Espoir de financements conséquents
A la mairie de Ngoundiane, M. Mbaye Ndione reconnaît la modicité du budget alloué aux femmes. «Si on rapporte ces 25 millions aux 5 000 femmes adhérentes des Gpf, cela peut paraître dérisoire», indique-t-il. La présidente de l’Union des groupements féminins salue cependant cette initiative qui a suscité en elles un esprit d’entreprenariat. «Malgré les difficultés liées au manque de financement, les femmes arrivent à s’en sortir. Dans chaque village il y a un marché entièrement réalisé par l’équipe municipale et cela participe au développement du commerce dans notre localité», témoigne-t-elle. Mais Ypanne Ndiaye estime que l’argent alloué aux femmes depuis des années n’a pas impacté sur leurs conditions de vie. «Ce ne sont pas ces petits crédits qui vont sortir les femmes de la pauvreté», fait-il remarquer. Pour le maire, «les femmes méritent plus mais 25 millions et plus de 5 millions en matériels, c’est quelque chose».
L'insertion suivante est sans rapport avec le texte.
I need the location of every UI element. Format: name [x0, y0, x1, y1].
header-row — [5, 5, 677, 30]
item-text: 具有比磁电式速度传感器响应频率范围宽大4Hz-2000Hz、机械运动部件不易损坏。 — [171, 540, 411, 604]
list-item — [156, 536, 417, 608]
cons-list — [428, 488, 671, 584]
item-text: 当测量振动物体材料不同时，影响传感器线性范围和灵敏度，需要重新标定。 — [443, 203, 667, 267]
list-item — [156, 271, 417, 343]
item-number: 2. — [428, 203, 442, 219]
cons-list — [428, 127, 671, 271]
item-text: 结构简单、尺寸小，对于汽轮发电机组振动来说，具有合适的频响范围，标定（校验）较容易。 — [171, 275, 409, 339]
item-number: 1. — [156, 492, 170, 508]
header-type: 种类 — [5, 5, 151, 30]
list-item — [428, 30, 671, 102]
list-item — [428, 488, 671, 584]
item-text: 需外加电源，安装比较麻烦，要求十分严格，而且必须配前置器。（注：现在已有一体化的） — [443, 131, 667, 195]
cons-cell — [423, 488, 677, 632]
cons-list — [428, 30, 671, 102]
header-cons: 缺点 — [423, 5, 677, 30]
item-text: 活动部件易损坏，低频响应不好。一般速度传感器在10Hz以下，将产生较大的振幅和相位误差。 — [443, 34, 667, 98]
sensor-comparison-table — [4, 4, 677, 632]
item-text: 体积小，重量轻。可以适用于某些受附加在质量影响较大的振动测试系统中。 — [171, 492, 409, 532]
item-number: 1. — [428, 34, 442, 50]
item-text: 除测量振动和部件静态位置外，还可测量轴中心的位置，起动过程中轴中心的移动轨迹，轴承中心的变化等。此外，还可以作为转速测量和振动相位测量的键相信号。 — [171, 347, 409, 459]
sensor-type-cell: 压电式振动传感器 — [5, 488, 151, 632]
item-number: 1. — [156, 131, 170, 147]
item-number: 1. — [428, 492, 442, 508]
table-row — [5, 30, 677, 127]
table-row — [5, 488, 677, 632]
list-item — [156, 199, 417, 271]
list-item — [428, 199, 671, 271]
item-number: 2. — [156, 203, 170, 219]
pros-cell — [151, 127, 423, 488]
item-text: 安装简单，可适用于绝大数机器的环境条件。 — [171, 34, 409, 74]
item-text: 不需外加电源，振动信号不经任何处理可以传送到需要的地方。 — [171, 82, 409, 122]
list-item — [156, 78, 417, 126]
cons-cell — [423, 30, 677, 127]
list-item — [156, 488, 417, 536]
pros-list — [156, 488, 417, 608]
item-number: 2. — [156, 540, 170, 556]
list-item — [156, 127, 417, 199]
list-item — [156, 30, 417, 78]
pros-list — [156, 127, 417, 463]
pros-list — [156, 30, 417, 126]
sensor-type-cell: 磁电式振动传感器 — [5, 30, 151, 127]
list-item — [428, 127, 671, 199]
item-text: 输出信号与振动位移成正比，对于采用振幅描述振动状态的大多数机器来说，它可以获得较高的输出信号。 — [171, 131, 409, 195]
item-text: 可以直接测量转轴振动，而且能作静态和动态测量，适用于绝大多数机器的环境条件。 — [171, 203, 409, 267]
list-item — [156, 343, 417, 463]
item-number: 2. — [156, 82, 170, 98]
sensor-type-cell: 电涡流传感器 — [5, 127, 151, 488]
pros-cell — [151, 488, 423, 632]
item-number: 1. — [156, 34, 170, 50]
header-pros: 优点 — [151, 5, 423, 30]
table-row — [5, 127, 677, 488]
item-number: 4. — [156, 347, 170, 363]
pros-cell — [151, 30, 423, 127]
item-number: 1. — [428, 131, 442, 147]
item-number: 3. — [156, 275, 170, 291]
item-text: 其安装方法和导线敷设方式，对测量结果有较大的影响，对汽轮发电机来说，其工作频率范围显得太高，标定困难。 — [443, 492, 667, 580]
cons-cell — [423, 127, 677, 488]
M. Dione, lors de ce conseil, a demandé à la présidente d’organiser une grande réunion avec toutes les femmes pour évaluer l’impact de ces fonds sur les activités des femmes. Une façon de mesurer les effets de cet investissement, mais aussi d’orienter et, au besoin, de changer de stratégie pour plus d’efficacité.
ENCADRE
Les femmes absentes de l’élaboration des budgets
La prise en compte des intérêts des femmes réside d’abord dans leur bonne représentation au sein de l’institution municipale. Car il faut qu’elles soient présentes pour exprimer leurs besoins et les défendre. A Ngoundiane, l’équipe municipale compte 22 conseillères sur 46. Si la parité homme-femme n’est pas respectée, la commune n’est est pas loin. Seulement les conseillères participent plus au vote du budget qu’à son élaboration et à sa planification. Or, pour Seydina Mouhamed Mbaye, spécialiste en finances publiques, chargé des programmes à l’Ong 3D, cette première étape est la plus importante. «C’est l’étape où on collecte les besoins des populations pour ensuite les traduire en budget. Souvent les hommes dament le pion aux femmes car la question budgétaire est très technique et la plupart des femmes n’ont pas le niveau requis.»
Une difficulté qui n’épargne pas Ngoundiane. Les conseillères interrogées disent ne pas être au fait des questions d’élaboration et de planification du budget. Le secrétaire municipal Isma Tine incrimine la parité qui, selon lui, est la «résultante» de cette situation.